Kejaksaan Agung kembali memanggil Menteri Pendidikan, Kebudayaan, Riset dan Teknologi (Mendikbudristek) 2019-2024, Nadiem Makarim, untuk diperiksa pada hari ini, Kamis (4/9).
Nadiem dipanggil dalam statusnya sebagai saksi terkait kasus dugaan korupsi pengadaan laptop Chromebook di Kemendikbudristek.
Tim penasihat hukum Nadiem, Hana Pertiwi, memastikan kliennya bakal hadir memenuhi panggilan pemeriksaan tersebut.

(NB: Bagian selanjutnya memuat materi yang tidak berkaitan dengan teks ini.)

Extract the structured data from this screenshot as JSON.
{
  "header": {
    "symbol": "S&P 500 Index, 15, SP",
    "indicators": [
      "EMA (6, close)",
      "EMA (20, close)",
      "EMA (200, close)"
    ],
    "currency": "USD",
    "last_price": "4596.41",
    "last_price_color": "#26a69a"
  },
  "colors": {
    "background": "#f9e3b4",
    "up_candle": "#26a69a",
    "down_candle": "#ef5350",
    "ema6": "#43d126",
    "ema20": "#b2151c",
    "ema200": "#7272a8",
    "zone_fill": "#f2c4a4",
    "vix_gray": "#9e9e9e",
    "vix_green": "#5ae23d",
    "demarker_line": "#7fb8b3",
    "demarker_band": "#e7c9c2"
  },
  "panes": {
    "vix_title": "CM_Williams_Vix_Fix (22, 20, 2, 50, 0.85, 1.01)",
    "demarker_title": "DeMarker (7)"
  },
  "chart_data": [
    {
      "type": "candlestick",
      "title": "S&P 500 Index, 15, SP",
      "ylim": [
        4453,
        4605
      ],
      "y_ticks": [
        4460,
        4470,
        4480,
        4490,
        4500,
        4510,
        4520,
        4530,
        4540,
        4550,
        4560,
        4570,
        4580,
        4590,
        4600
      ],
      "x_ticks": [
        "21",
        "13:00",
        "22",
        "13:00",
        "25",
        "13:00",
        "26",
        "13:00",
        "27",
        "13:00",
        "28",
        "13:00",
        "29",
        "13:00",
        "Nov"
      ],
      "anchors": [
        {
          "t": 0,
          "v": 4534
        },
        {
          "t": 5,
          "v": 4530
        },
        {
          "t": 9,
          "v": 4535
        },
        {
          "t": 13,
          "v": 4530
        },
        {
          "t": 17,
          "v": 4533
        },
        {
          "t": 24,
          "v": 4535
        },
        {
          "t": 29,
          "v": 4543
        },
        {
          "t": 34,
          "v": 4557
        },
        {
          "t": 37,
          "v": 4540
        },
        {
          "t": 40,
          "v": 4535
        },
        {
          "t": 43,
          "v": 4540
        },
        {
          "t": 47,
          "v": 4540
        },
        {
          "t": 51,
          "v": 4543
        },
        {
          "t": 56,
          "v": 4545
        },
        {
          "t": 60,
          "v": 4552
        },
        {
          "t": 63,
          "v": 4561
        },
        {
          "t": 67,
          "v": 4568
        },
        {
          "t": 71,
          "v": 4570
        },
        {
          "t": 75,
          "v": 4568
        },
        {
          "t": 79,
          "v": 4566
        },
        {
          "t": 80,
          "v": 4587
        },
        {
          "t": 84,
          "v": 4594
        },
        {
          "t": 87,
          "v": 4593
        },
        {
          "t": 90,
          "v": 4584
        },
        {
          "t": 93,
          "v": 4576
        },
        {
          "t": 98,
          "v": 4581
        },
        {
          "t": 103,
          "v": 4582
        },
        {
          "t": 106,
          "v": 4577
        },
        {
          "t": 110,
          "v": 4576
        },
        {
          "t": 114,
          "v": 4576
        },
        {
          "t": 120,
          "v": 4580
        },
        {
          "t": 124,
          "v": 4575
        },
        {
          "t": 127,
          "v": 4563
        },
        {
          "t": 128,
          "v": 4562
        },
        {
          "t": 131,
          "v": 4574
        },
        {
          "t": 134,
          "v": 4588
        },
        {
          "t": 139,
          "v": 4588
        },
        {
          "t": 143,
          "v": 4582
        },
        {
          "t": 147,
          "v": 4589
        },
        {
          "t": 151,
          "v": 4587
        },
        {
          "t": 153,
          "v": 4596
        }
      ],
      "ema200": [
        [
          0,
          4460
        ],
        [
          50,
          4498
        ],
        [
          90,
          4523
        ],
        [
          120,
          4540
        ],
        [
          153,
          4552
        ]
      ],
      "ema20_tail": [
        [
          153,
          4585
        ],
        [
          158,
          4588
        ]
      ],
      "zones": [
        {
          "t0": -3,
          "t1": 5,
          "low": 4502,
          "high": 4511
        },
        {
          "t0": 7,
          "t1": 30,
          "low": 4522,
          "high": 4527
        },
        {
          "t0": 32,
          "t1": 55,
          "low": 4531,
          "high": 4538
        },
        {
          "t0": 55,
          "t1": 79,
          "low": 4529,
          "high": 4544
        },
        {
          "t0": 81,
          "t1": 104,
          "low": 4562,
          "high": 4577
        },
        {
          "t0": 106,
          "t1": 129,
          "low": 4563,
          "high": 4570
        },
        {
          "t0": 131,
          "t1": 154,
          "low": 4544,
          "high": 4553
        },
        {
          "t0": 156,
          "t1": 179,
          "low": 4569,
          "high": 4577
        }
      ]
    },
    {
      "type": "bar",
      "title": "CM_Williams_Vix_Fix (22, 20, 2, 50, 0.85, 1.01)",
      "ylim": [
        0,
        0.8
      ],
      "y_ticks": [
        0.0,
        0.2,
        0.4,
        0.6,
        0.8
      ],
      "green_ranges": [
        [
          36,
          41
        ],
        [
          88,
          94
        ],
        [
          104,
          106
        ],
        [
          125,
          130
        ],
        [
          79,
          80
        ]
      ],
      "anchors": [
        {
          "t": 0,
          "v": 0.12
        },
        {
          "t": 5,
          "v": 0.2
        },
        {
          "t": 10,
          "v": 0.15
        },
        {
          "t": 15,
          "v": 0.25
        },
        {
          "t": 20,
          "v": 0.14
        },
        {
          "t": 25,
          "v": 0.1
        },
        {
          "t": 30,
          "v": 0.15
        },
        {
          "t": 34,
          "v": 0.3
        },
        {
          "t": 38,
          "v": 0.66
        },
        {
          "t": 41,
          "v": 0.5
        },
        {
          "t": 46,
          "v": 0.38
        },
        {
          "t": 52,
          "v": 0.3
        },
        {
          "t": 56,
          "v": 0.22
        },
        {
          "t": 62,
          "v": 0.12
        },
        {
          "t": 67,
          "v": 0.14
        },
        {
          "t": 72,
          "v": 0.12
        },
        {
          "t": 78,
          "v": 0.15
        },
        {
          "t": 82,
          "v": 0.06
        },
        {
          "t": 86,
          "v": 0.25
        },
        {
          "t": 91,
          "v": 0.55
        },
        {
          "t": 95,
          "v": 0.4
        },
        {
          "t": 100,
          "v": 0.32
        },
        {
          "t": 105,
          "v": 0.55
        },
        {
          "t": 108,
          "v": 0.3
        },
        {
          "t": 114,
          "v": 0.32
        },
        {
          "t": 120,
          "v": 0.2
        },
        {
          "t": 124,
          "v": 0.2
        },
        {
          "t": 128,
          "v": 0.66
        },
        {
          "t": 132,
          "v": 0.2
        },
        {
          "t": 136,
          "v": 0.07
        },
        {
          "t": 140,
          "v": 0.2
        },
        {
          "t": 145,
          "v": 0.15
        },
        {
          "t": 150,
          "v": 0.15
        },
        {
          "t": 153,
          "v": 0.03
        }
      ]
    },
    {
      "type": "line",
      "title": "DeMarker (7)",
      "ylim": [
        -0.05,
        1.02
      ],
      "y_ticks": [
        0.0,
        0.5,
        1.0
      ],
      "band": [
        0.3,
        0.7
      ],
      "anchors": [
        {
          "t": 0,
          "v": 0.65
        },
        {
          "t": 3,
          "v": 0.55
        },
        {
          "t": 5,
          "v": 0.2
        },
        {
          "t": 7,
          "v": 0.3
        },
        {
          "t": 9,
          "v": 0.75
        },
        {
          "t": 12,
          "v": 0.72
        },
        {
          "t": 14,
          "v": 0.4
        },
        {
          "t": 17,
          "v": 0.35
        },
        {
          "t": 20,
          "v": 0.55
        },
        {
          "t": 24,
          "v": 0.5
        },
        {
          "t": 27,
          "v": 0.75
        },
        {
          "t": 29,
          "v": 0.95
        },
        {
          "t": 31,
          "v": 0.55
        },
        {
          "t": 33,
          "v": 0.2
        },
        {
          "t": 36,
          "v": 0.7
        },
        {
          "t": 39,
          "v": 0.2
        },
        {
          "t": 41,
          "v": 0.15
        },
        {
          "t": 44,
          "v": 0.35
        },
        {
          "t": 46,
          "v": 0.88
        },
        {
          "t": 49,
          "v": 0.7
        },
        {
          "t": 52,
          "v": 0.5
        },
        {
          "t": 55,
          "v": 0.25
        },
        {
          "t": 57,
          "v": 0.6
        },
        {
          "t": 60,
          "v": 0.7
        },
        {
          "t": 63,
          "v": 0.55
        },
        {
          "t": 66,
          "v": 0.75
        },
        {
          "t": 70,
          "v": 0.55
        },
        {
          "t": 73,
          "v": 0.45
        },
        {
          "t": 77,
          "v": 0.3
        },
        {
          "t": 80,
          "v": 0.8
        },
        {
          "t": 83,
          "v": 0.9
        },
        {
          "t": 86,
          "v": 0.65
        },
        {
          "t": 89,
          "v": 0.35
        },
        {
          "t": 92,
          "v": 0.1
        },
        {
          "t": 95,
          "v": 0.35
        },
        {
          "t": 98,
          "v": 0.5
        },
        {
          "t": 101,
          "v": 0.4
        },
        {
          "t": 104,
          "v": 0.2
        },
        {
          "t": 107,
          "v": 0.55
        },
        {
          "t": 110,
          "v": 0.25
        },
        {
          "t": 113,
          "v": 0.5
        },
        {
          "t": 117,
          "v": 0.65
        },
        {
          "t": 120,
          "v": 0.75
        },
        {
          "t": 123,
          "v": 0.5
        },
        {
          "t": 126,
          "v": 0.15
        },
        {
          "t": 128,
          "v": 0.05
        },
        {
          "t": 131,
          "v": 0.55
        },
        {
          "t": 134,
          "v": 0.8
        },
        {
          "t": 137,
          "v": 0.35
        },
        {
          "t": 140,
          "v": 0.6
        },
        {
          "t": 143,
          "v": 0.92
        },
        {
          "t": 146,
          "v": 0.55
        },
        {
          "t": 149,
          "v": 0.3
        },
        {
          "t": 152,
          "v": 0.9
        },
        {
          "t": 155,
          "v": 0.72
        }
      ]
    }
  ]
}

"[Nadiem Makarim] hadir," kata Hana saat dikonfirmasi, Kamis (4/9).
Sebelumnya, panggilan pemeriksaan itu juga dikonfirmasi oleh Hana.
"Iya," kata Hana saat dikonfirmasi apakah Nadiem benar dipanggil Kejagung untuk diperiksa pada hari ini.

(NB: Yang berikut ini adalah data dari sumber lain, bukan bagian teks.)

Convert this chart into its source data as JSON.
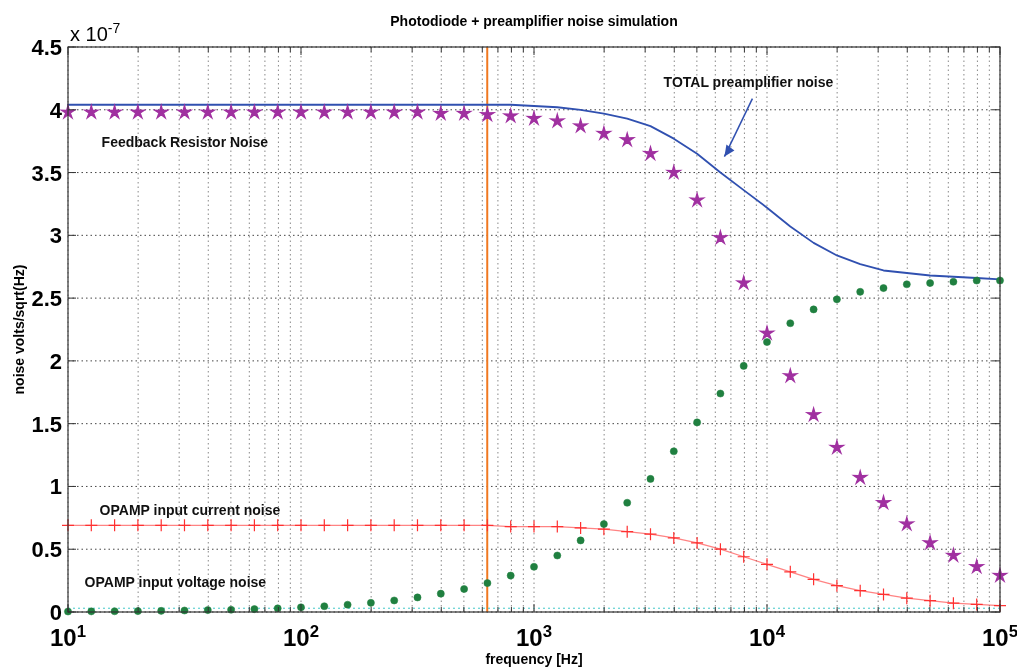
{
  "chart_data": {
    "type": "line",
    "title": "Photodiode + preamplifier  noise simulation",
    "xlabel": "frequency    [Hz]",
    "ylabel": "noise   volts/sqrt(Hz)",
    "annotations": [
      "x 10$^{-7}$"
    ],
    "log": "x",
    "grid": true,
    "legend": false,
    "xlim": [
      10,
      100000
    ],
    "ylim": [
      0,
      4.5
    ],
    "xticks": [
      {
        "value": 10,
        "label": "10$^{1}$"
      },
      {
        "value": 20,
        "label": null
      },
      {
        "value": 30,
        "label": null
      },
      {
        "value": 40,
        "label": null
      },
      {
        "value": 50,
        "label": null
      },
      {
        "value": 60,
        "label": null
      },
      {
        "value": 70,
        "label": null
      },
      {
        "value": 80,
        "label": null
      },
      {
        "value": 90,
        "label": null
      },
      {
        "value": 100,
        "label": "10$^{2}$"
      },
      {
        "value": 200,
        "label": null
      },
      {
        "value": 300,
        "label": null
      },
      {
        "value": 400,
        "label": null
      },
      {
        "value": 500,
        "label": null
      },
      {
        "value": 600,
        "label": null
      },
      {
        "value": 700,
        "label": null
      },
      {
        "value": 800,
        "label": null
      },
      {
        "value": 900,
        "label": null
      },
      {
        "value": 1000,
        "label": "10$^{3}$"
      },
      {
        "value": 2000,
        "label": null
      },
      {
        "value": 3000,
        "label": null
      },
      {
        "value": 4000,
        "label": null
      },
      {
        "value": 5000,
        "label": null
      },
      {
        "value": 6000,
        "label": null
      },
      {
        "value": 7000,
        "label": null
      },
      {
        "value": 8000,
        "label": null
      },
      {
        "value": 9000,
        "label": null
      },
      {
        "value": 10000,
        "label": "10$^{4}$"
      },
      {
        "value": 20000,
        "label": null
      },
      {
        "value": 30000,
        "label": null
      },
      {
        "value": 40000,
        "label": null
      },
      {
        "value": 50000,
        "label": null
      },
      {
        "value": 60000,
        "label": null
      },
      {
        "value": 70000,
        "label": null
      },
      {
        "value": 80000,
        "label": null
      },
      {
        "value": 90000,
        "label": null
      },
      {
        "value": 100000,
        "label": "10$^{5}$"
      }
    ],
    "yticks": [
      0,
      0.5,
      1,
      1.5,
      2,
      2.5,
      3,
      3.5,
      4,
      4.5
    ],
    "x": [
      10,
      12.59,
      15.85,
      19.95,
      25.12,
      31.62,
      39.81,
      50.12,
      63.1,
      79.43,
      100,
      125.9,
      158.5,
      199.5,
      251.2,
      316.2,
      398.1,
      501.2,
      631,
      794.3,
      1000,
      1259,
      1585,
      1995,
      2512,
      3162,
      3981,
      5012,
      6310,
      7943,
      10000,
      12589,
      15849,
      19953,
      25119,
      31623,
      39811,
      50119,
      63096,
      79433,
      100000
    ],
    "ref_lines": [
      {
        "axis": "x",
        "value": 630,
        "color": "#f07820",
        "line_style": "solid"
      },
      {
        "axis": "y",
        "value": 0.03,
        "color": "#40c8c8",
        "line_style": "dotted"
      }
    ],
    "series": [
      {
        "name": "TOTAL preamplifier  noise",
        "color": "#3050b0",
        "marker": "none",
        "line_style": "solid",
        "values": [
          4.04,
          4.04,
          4.04,
          4.04,
          4.04,
          4.04,
          4.04,
          4.04,
          4.04,
          4.04,
          4.04,
          4.04,
          4.04,
          4.04,
          4.04,
          4.04,
          4.04,
          4.04,
          4.04,
          4.04,
          4.03,
          4.02,
          4.0,
          3.97,
          3.93,
          3.87,
          3.77,
          3.65,
          3.5,
          3.36,
          3.22,
          3.07,
          2.94,
          2.84,
          2.77,
          2.72,
          2.7,
          2.68,
          2.67,
          2.66,
          2.65
        ]
      },
      {
        "name": "Feedback Resistor Noise",
        "type": "scatter",
        "color": "#a030a0",
        "marker": "star",
        "values": [
          3.98,
          3.98,
          3.98,
          3.98,
          3.98,
          3.98,
          3.98,
          3.98,
          3.98,
          3.98,
          3.98,
          3.98,
          3.98,
          3.98,
          3.98,
          3.98,
          3.97,
          3.97,
          3.96,
          3.95,
          3.93,
          3.91,
          3.87,
          3.81,
          3.76,
          3.65,
          3.5,
          3.28,
          2.98,
          2.62,
          2.22,
          1.88,
          1.57,
          1.31,
          1.07,
          0.87,
          0.7,
          0.55,
          0.45,
          0.36,
          0.29
        ]
      },
      {
        "name": "OPAMP input current noise",
        "color": "#ff3030",
        "marker": "cross",
        "line_style": "solid",
        "values": [
          0.69,
          0.69,
          0.69,
          0.69,
          0.69,
          0.69,
          0.69,
          0.69,
          0.69,
          0.69,
          0.69,
          0.69,
          0.69,
          0.69,
          0.69,
          0.69,
          0.69,
          0.69,
          0.69,
          0.68,
          0.68,
          0.68,
          0.67,
          0.66,
          0.64,
          0.62,
          0.59,
          0.55,
          0.5,
          0.44,
          0.38,
          0.32,
          0.26,
          0.21,
          0.17,
          0.14,
          0.11,
          0.09,
          0.07,
          0.06,
          0.05
        ]
      },
      {
        "name": "OPAMP input voltage noise",
        "type": "scatter",
        "color": "#208040",
        "marker": "circle",
        "values": [
          0.004,
          0.005,
          0.006,
          0.007,
          0.009,
          0.012,
          0.015,
          0.018,
          0.023,
          0.029,
          0.037,
          0.046,
          0.058,
          0.073,
          0.092,
          0.116,
          0.146,
          0.183,
          0.23,
          0.29,
          0.36,
          0.45,
          0.57,
          0.7,
          0.87,
          1.06,
          1.28,
          1.51,
          1.74,
          1.96,
          2.15,
          2.3,
          2.41,
          2.49,
          2.55,
          2.58,
          2.61,
          2.62,
          2.63,
          2.64,
          2.64
        ]
      }
    ]
  }
}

Pemeriksaan ini merupakan yang ketiga kalinya bagi Nadiem. Ia pertama kali diperiksa sebagai saksi dalam kasus tersebut pada Senin (23/6) lalu. Saat itu, ia diperiksa selama hampir 12 jam.

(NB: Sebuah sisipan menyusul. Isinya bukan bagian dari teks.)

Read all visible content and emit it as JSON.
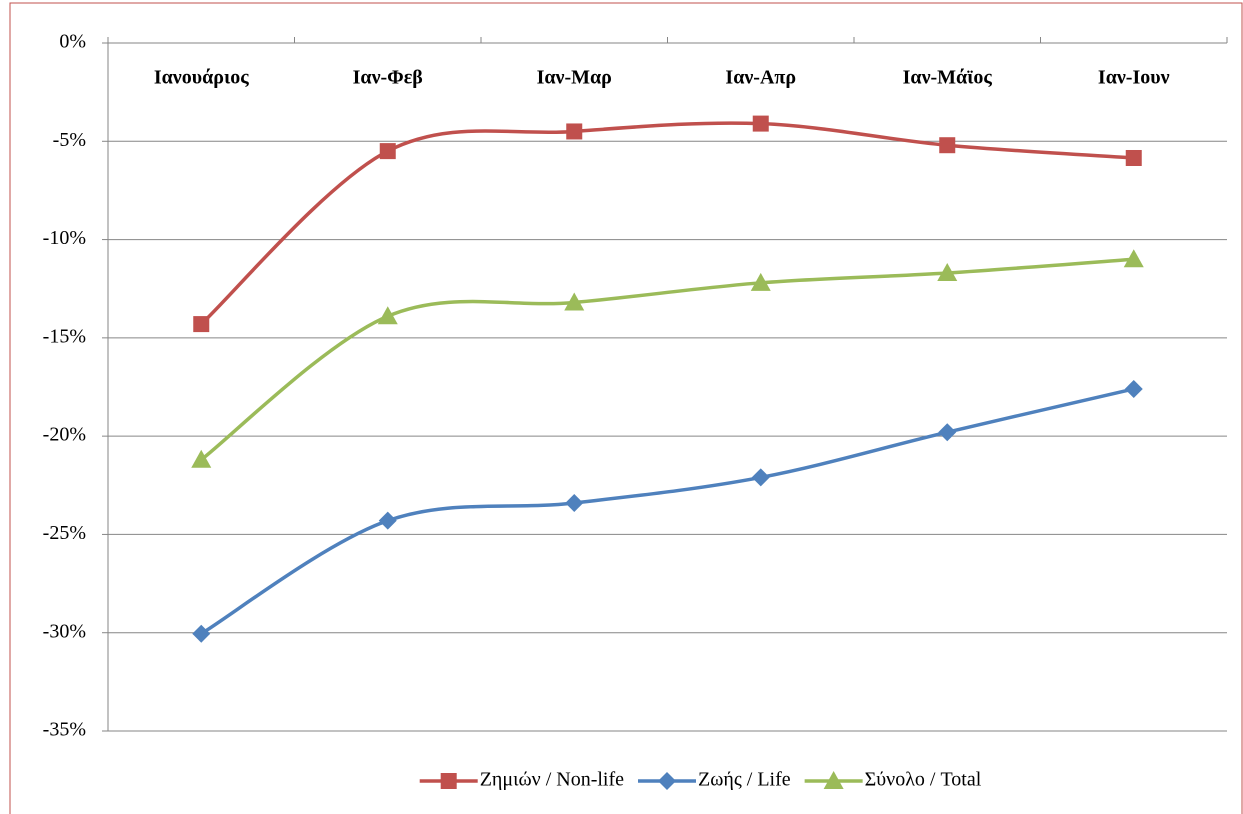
{
  "chart_data": {
    "type": "line",
    "categories": [
      "Ιανουάριος",
      "Ιαν-Φεβ",
      "Ιαν-Μαρ",
      "Ιαν-Απρ",
      "Ιαν-Μάϊος",
      "Ιαν-Ιουν"
    ],
    "series": [
      {
        "name": "Ζημιών / Non-life",
        "color": "#c0504d",
        "marker": "square",
        "values": [
          -14.3,
          -5.5,
          -4.5,
          -4.1,
          -5.2,
          -5.85
        ]
      },
      {
        "name": "Ζωής / Life",
        "color": "#4f81bd",
        "marker": "diamond",
        "values": [
          -30.05,
          -24.3,
          -23.4,
          -22.1,
          -19.8,
          -17.6
        ]
      },
      {
        "name": "Σύνολο / Total",
        "color": "#9bbb59",
        "marker": "triangle",
        "values": [
          -21.2,
          -13.9,
          -13.2,
          -12.2,
          -11.7,
          -11.0
        ]
      }
    ],
    "ylim": [
      -35,
      0
    ],
    "yticks": [
      {
        "value": 0,
        "label": "0%"
      },
      {
        "value": -5,
        "label": "-5%"
      },
      {
        "value": -10,
        "label": "-10%"
      },
      {
        "value": -15,
        "label": "-15%"
      },
      {
        "value": -20,
        "label": "-20%"
      },
      {
        "value": -25,
        "label": "-25%"
      },
      {
        "value": -30,
        "label": "-30%"
      },
      {
        "value": -35,
        "label": "-35%"
      }
    ],
    "grid": true,
    "smooth": true,
    "legend": "bottom"
  }
}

Usai pemeriksaan perdana itu, Nadiem menyatakan akan terus kooperatif selama mengikuti proses hukum yang tengah berjalan.
Dalam pemeriksaan itu, Nadiem didalami soal pengetahuannya terkait pengadaan laptop Chromebook tersebut. Selain itu, ia juga dimintai keterangan seputar rapat yang terjadi pada 6 Mei 2020.
Rapat ini dianggap janggal lantaran tak lama setelahnya, muncul keputusan untuk melakukan pengadaan laptop Chromebook. Padahal, dalam kajian teknis yang digelar pada April 2020, Chromebook dianggap tak efektif.
Adapun pemeriksaan kedua bagi Nadiem dalam kasus tersebut berlangsung pada Selasa (15/7) lalu. Saat itu, ia diperiksa selama 9 jam oleh penyidik Kejagung
Dalam pemeriksaan itu, Kejagung mendalami soal keuntungan yang didapat Nadiem dalam dugaan korupsi pengadaan laptop. Selain itu, Nadiem juga didalami soal proses pengadaan laptop Chromebook.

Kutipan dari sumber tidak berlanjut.